Segundo um bem sucedido conhecedor destas e de outras antiguidades, um autêntico Floresta Negra deve ter um mostrador grande e, necessariamente, em madeira trabalhada. As figuras nele esculpidas, folhas, aves e veados, as mais das vezes, são sempre muito perfeitas. Os pesos, frequentemente sob a forma de pinhas, têm correntes reforçadas, visto estarmos perante artesanato germânico. Cuidado, pois, com as imitações. Porque a máquina e as engrenagens de um autêntico Floresta Negra são fundidas com perfeição e numeradas. Nem todo o mérito inventivo pertence ao artesão Franz Ketterer, evidentemente. Todo o conhecimento e toda a indústria é resultado de muitas e variadas contribuições. Os relógios de cuco não teriam sido o que foram e o que são sem a invenção das rodas dentadas, por Arquimedes, no longínquo ano de 287 a. c.! E temos para nós que o isosincronismo das oscilações do pêndulo também deve ser havido como essencial na produção dos relógios de cuco e em muitos outros artefactos. Ora, tal descoberta deve-se, inevitavelmente, a Galileu Galilei, em finais do século XI. Mas ninguém poderá retirar ao artesão de Shonwald a atitude observadora da regularidade do canto da maravilhosa ave que nos ocupa e o engenho inventivo do seu aproveitamento para a utilíssima medição do tempo. Por isso mesmo, poderemos dizer que Ketterer contribuiu decisivamente para colocar o cuco no âmago da história da ciência e da própria filosofia. O que a ave bem merece, convenhamos.
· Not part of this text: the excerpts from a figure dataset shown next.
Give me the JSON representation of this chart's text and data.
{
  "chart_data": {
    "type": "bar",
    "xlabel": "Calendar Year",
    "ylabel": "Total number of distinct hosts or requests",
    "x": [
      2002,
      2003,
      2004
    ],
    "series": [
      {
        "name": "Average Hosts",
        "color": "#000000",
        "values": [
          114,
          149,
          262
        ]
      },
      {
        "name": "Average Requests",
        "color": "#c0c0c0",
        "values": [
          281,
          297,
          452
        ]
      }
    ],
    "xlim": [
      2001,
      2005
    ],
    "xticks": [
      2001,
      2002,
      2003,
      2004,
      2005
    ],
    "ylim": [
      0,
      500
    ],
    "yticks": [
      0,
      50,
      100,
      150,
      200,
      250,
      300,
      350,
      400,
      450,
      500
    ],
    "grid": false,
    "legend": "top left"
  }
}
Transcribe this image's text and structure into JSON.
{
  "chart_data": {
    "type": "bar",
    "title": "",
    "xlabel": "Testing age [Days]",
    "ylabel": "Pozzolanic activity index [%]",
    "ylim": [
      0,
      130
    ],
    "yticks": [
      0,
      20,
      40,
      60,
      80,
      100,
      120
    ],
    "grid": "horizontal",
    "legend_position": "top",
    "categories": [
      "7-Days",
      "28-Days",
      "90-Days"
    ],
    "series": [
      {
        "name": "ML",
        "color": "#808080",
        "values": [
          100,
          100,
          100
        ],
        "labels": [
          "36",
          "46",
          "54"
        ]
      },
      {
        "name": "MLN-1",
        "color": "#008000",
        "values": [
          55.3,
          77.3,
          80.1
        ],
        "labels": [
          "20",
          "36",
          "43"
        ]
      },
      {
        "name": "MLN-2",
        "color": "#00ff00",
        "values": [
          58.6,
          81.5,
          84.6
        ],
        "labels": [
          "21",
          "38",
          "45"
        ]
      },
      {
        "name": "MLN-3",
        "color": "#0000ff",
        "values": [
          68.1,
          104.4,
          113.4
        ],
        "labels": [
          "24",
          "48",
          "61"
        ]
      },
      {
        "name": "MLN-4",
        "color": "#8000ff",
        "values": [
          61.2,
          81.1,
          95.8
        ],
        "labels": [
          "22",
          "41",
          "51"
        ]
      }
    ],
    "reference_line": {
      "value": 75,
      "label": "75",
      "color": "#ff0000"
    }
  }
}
O texto já tem uns anos. Aguarda a 2ª parte: as marionetas, necessariamente. Mas o texto tem de ser actualizado. Os Cucos tornaram-se despudoradamente atrevidos, como é do conhecimento de todos. A actualização, por razões práticas, será mais fácil com a publicação desta 1ª versão como início de um blog. É o que espero. Farei o possível.